History

United States
- Name: USS Metomkin
- Namesake: Metomkin Island, a barrier island off the east coast of Virginia
- Builder: John A. Mathis Co., Camden, New Jersey
- Laid down: in 1944
- Completed: as Coastal Freighter U.S. Army FS-316, date not known
- Acquired: by the U.S. Navy, 28 February 1947, at Subic Bay in the Philippines
- Commissioned: 16 August 1947 as USS Metomkin (AG-136) at Apra Harbor, Guam
- Decommissioned: 3 August 1951
- Renamed: Metomkin 3 April 1947
- Reclassified: AKL-7, 31 March 1949
- Stricken: 16 January 1952
- Fate: Transferred to the U.S. Department of the Interior, 3 August 1951, at Guam

General characteristics
- Type: Camano-class cargo ship
- Displacement: 465 tons
- Length: 177 ft (54 m)
- Beam: 32 ft (9.8 m)
- Draft: 10 ft (3.0 m)
- Propulsion: two 500hp GM Cleveland Division 6-278A 6-cyl V6 diesel engines, twin screws
- Speed: 13 knots
- Complement: 26 officers and enlisted
- Armament: two machine guns

= USS Metomkin (AG-136) =

American cargo ship

USS Metomkin (AG-136/AKL-7) was a Camano-class cargo ship constructed for the U.S. Army as USA FS-316 shortly before the end of World War II and later acquired by the U.S. Navy in 1947. She was configured as a transport and cargo ship and was assigned to serve the World War II Trust Territories in the Pacific Ocean.

==Constructed in Camden, New Jersey==
The first ship to be so named by the Navy, Metomkin (AG 136) was built by John A. Mathis Co., Camden, New Jersey, in 1944; operated by the Army as a freight supply ship in the Pacific Ocean during and after World War II; acquired by the Navy as FS-316 at Subic Bay, Luzon, 28 February 1947; renamed Metomkin 3 April 1947; and commissioned at Apra Harbor, Guam, 16 August 1947.

==Pacific islands operations==
Following completion of conversion for Navy use, Metomkin began passenger and cargo shuttle duty in the central and western Pacific.
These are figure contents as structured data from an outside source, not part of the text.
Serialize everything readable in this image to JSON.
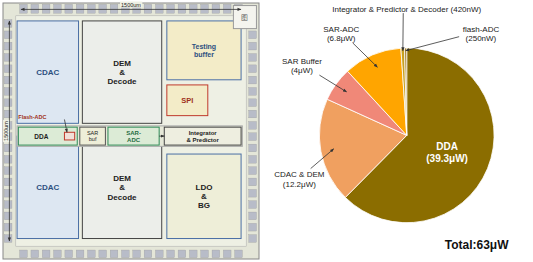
{
  "chart_data": [
    {
      "type": "pie",
      "values": [
        39.3,
        12.2,
        4.0,
        6.8,
        0.42,
        0.25
      ],
      "value_labels": [
        "DDA\n(39.3μW)",
        "CDAC & DEM\n(12.2μW)",
        "SAR Buffer\n(4μW)",
        "SAR-ADC\n(6.8μW)",
        "Integrator & Predictor & Decoder (420nW)",
        "flash-ADC\n(250nW)"
      ],
      "colors": [
        "#8B6D00",
        "#F0A060",
        "#F08878",
        "#FFA500",
        "#C8A020",
        "#A07820"
      ],
      "annotations": [
        "Total:63μW"
      ]
    },
    {
      "type": "diagram",
      "annotations": [
        "CDAC",
        "CDAC",
        "DEM\n&\nDecode",
        "DEM\n&\nDecode",
        "Testing\nbuffer",
        "SPI",
        "LDO\n&\nBG",
        "DDA",
        "Flash-ADC",
        "SAR\nbuf",
        "SAR-\nADC",
        "Integrator\n& Predictor",
        "图",
        "1500um",
        "1500um"
      ]
    }
  ]
}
Assigned to the Service Force, Pacific Fleet, she made runs to American bases in the Mariana Islands, the Marshall Islands, and the Caroline Islands.
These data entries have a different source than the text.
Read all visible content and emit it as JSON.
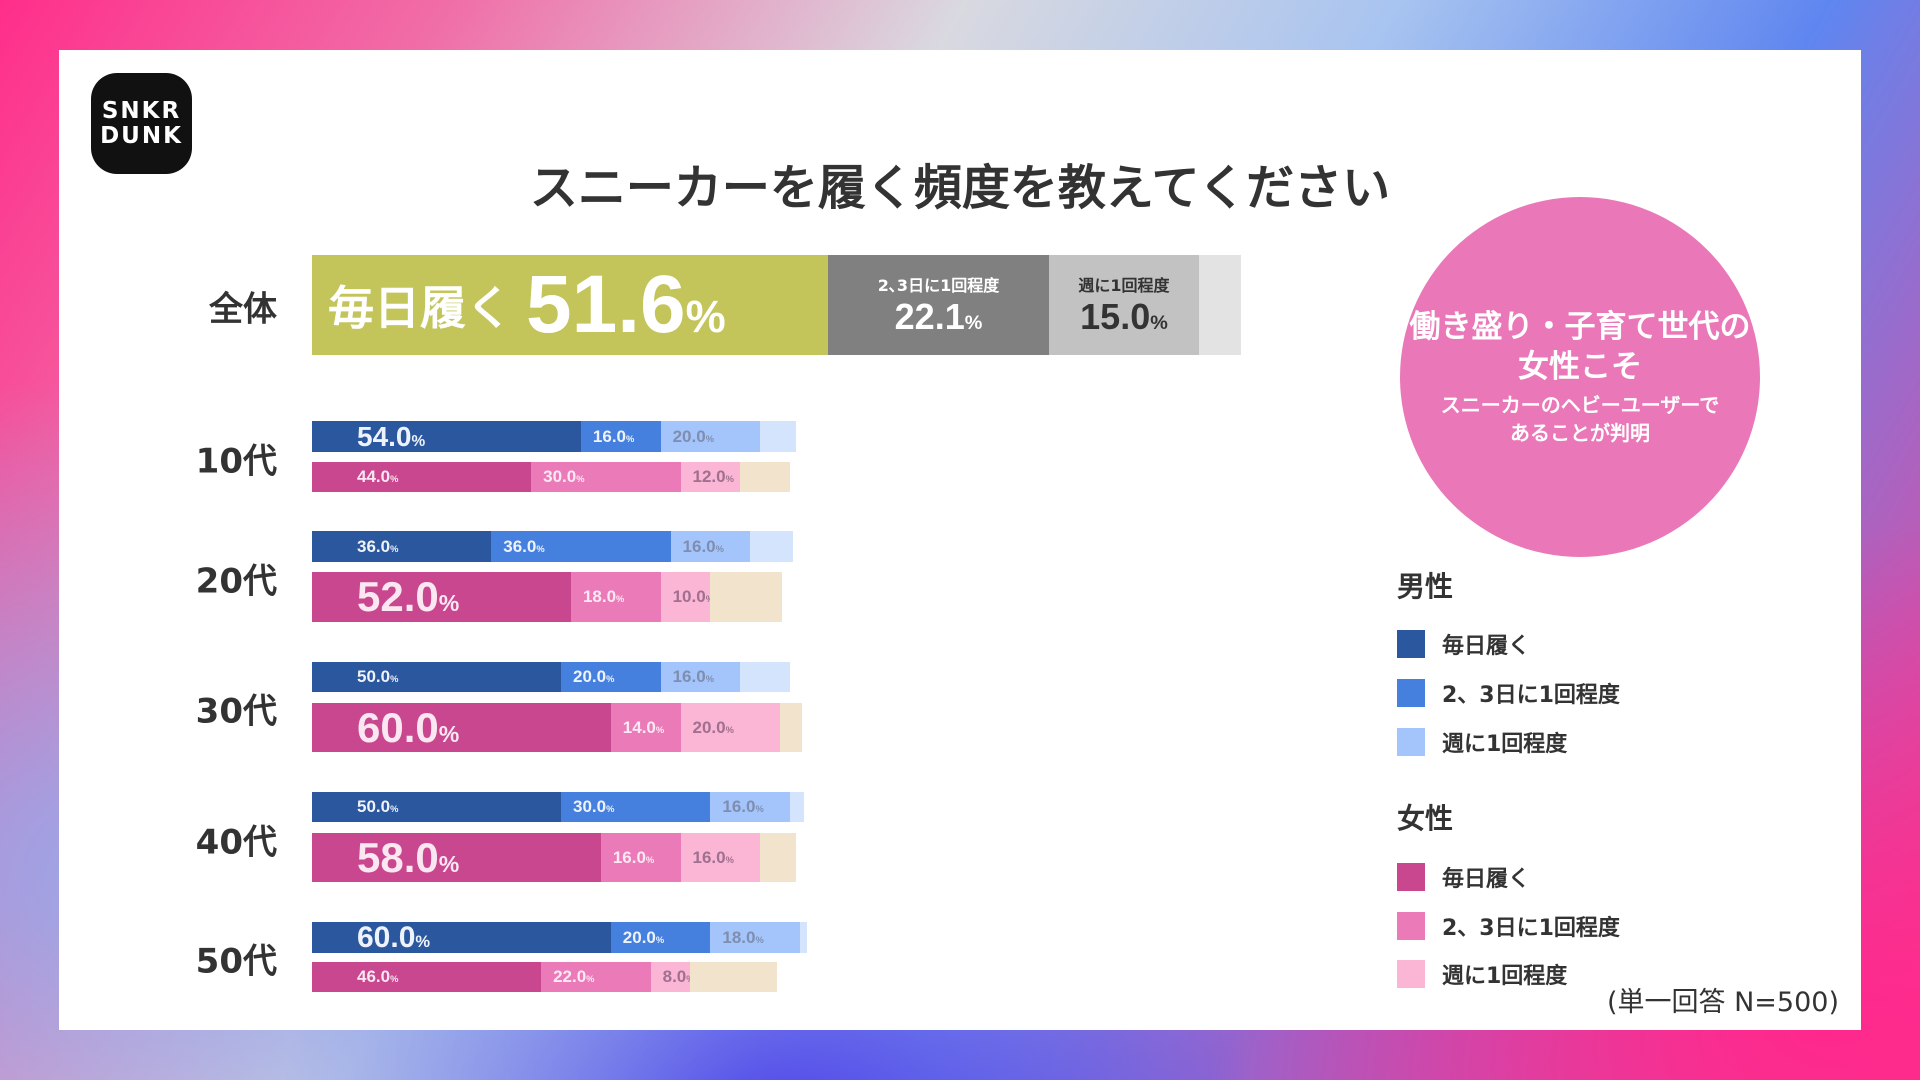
{
  "logo": {
    "line1": "SNKR",
    "line2": "DUNK"
  },
  "chart_data": {
    "type": "bar",
    "orientation": "horizontal",
    "stacked": true,
    "title": "スニーカーを履く頻度を教えてください",
    "overall": {
      "label": "全体",
      "segments": [
        {
          "name": "毎日履く",
          "value": 51.6,
          "color": "#c3c45a"
        },
        {
          "name": "2､3日に1回程度",
          "value": 22.1,
          "color": "#808080"
        },
        {
          "name": "週に1回程度",
          "value": 15.0,
          "color": "#c2c2c2"
        }
      ],
      "other_color": "#e3e3e3"
    },
    "categories": [
      "10代",
      "20代",
      "30代",
      "40代",
      "50代"
    ],
    "series_names": [
      "毎日履く",
      "2、3日に1回程度",
      "週に1回程度"
    ],
    "groups": [
      {
        "name": "男性",
        "colors": [
          "#2b579e",
          "#4580df",
          "#a3c5fb"
        ],
        "other_color": "#d5e4fd",
        "values": [
          [
            54.0,
            16.0,
            20.0
          ],
          [
            36.0,
            36.0,
            16.0
          ],
          [
            50.0,
            20.0,
            16.0
          ],
          [
            50.0,
            30.0,
            16.0
          ],
          [
            60.0,
            20.0,
            18.0
          ]
        ]
      },
      {
        "name": "女性",
        "colors": [
          "#c8478f",
          "#eb7bb8",
          "#fbb5d5"
        ],
        "other_color": "#f2e3cd",
        "values": [
          [
            44.0,
            30.0,
            12.0
          ],
          [
            52.0,
            18.0,
            10.0
          ],
          [
            60.0,
            14.0,
            20.0
          ],
          [
            58.0,
            16.0,
            16.0
          ],
          [
            46.0,
            22.0,
            8.0
          ]
        ]
      }
    ],
    "legend_placement": "right"
  },
  "callout": {
    "line1": "働き盛り・子育て世代の",
    "line2": "女性こそ",
    "line3": "スニーカーのヘビーユーザーで",
    "line4": "あることが判明"
  },
  "legend": {
    "male": {
      "title": "男性",
      "items": [
        "毎日履く",
        "2、3日に1回程度",
        "週に1回程度"
      ]
    },
    "female": {
      "title": "女性",
      "items": [
        "毎日履く",
        "2、3日に1回程度",
        "週に1回程度"
      ]
    }
  },
  "note": "(単一回答 N=500)"
}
Operating out of Apra Harbor, she completed numerous runs from the Palau Islands eastward to Pearl Harbor, and during the next 4 years she maintained a busy schedule while transporting military and civilian passengers as well as tons of general cargo. On 31 March 1949 she reclassified as AKL-7.
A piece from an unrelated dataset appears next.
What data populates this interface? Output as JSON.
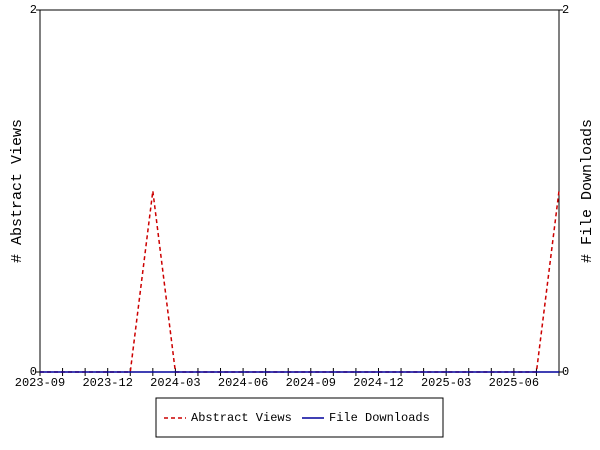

Metomkin continued her important logistics support duty to military bases in the Pacific until 22 June 1951 when she completed her final run from the Carolines.

==Transfer to Department of Interior==
She decommissioned at Guam 3 August 1951 and was transferred the same day to the U.S. Department of Interior. Her name was struck from the Navy List 16 January 1952. Her subsequent fate is not known.